In the Disability Statement, Granados does not cite any objective tests to support his assessment. See Batson v. Comm'r of the SSA, 359 F.3d 1190, 1195 (9th Cir. 2004) (ALJ did not err in rejecting treating physician opinion unsupported by objective medical findings); Crane v. Shalala, 76 F.3d 251, 253 (9th Cir. 1996) (ALJ may reject check-off reports that did not contain explanation of bases of the conclusions). "[T]he mere existence of an impairment is insufficient proof of a disability." Matthews v. Shalala, 10 F.3d 678, 680 (9th Cir 1993). A claimant must show that he is precluded from engaging in substantial gainful activity by reason of his impairments. Id. (citing 42 U.S.C. § 423(d)(1)(A)).

In addition, the ALJ noted that Granados saw Boyer only once, a legitimate reason for discounting a physician's report. AR 10; see 20 C.F.R. § 416.927(d)(2)(i); see Murray v. Heckler, 722 F.2d 499, 501-02 (9th Cir. 1983) (ALJ erred by giving greater weight to a physician who saw claimant only once rather than a physician who treated claimant multiple times).

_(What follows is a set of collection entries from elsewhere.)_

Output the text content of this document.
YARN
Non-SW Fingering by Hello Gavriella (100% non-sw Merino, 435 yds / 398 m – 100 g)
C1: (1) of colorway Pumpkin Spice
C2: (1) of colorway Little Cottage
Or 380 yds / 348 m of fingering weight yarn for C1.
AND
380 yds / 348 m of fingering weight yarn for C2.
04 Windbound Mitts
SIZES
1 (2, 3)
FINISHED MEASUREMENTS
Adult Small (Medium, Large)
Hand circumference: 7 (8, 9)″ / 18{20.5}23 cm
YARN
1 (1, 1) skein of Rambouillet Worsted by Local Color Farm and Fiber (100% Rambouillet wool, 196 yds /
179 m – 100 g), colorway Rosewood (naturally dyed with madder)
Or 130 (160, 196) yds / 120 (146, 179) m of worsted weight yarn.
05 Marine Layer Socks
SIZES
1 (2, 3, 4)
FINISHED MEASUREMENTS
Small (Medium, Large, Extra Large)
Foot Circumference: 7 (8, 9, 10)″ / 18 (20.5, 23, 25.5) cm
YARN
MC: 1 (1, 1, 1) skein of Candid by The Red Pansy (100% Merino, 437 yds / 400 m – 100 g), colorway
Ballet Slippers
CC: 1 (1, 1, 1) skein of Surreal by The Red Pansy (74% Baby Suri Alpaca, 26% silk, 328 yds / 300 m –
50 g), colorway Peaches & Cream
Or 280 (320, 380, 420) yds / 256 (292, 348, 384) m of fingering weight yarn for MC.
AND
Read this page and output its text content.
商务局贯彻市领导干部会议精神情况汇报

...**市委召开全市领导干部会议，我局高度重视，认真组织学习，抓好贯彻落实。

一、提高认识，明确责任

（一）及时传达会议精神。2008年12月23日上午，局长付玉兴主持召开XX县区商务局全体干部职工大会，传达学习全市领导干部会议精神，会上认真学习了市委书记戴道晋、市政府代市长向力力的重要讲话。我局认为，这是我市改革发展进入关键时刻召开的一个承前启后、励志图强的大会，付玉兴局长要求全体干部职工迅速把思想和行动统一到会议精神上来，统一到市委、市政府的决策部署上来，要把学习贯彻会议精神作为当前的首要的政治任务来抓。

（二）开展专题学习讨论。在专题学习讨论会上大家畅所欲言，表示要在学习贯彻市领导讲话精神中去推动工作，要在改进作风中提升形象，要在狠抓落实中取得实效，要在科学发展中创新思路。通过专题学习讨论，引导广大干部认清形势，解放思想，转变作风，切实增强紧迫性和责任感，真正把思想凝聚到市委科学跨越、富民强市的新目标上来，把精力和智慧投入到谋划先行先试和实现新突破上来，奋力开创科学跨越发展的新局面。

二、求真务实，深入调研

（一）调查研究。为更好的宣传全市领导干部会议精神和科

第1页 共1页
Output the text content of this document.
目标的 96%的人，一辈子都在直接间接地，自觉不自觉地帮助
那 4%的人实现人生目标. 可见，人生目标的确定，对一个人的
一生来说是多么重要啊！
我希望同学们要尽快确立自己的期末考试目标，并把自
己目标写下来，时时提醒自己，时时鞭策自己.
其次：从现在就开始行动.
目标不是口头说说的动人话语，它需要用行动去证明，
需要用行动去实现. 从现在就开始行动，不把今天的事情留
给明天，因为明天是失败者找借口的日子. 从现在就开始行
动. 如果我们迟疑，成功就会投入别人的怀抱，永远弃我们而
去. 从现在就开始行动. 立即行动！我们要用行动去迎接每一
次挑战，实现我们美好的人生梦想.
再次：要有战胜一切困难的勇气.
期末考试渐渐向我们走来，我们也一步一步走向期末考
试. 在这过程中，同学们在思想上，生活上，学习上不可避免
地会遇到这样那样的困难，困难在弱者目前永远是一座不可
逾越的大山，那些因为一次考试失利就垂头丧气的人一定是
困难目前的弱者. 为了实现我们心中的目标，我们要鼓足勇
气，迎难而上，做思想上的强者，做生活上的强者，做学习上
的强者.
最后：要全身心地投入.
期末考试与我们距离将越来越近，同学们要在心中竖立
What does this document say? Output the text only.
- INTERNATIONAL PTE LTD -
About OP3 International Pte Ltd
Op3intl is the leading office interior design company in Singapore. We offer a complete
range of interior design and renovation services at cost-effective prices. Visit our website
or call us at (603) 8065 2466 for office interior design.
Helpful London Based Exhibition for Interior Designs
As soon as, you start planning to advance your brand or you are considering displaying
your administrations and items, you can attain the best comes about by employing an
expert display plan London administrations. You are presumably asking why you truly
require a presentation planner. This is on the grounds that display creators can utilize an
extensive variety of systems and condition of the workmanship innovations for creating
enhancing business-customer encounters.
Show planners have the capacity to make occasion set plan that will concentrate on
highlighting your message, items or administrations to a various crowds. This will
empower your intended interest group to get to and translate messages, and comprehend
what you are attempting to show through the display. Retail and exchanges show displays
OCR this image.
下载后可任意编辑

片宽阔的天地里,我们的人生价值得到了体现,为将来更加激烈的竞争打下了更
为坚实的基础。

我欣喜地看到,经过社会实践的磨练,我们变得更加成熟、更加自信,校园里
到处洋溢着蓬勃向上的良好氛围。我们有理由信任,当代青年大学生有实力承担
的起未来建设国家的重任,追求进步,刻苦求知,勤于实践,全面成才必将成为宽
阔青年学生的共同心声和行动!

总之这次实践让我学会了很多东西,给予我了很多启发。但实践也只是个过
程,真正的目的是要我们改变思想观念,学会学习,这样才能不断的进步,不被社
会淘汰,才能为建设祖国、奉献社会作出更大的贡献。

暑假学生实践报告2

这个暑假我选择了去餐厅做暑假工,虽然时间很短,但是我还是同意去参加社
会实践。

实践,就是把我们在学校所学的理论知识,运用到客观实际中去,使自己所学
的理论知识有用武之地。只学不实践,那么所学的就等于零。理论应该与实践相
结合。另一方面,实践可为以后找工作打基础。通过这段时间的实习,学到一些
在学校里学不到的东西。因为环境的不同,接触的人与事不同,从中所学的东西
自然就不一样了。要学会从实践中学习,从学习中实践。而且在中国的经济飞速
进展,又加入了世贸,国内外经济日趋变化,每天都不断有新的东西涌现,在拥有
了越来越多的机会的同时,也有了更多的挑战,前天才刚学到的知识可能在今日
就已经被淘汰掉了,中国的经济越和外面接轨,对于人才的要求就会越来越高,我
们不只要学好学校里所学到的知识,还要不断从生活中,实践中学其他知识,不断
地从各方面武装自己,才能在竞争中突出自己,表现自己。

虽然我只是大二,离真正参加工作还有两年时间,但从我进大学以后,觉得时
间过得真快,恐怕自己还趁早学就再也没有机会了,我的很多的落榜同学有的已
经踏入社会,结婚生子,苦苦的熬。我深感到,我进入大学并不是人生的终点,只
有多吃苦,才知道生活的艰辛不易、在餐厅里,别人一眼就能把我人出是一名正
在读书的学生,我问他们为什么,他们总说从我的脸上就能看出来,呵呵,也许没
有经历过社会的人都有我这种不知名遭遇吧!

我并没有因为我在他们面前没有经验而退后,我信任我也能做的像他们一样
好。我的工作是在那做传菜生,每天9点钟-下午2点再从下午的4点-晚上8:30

The justification for giving a treating physician more weight based on having the opportunity to know and observe the patient as an individual is significantly reduced when the treating physician has seen the patient only once.

The ALJ did not err in rejecting Granados' report.*fn8

E. Incomplete Hypothetical

The ALJ may rely on testimony a vocational expert gives in response to a hypothetical that describes "all of the limitations that the ALJ found credible and supported by substantial evidence in the record." Bayliss, 427 F.3d at 1217-18. The ALJ is not required to include limitations that are not in his findings. Rollins v. Massanari, 261 F.3d 853, 857 (9th Cir. 2001); Osenbrock v. Apfel, 240 F.3d 1157, 1165 (9th Cir. 2001).

Boyer's argument that the ALJ should have included his mental impairment diagnosis, symptoms, and limitations in the hypothetical posed to the VE is without merit. The ALJ was not required to include limitations that were not part of his findings.


IT IS HEREBY ORDERED that the Commissioner's decision is affirmed.

IT IS FURTHER ORDERED that the Clerk of the Court serve copies of this Order and the Judgment herein on all parties or their counsel.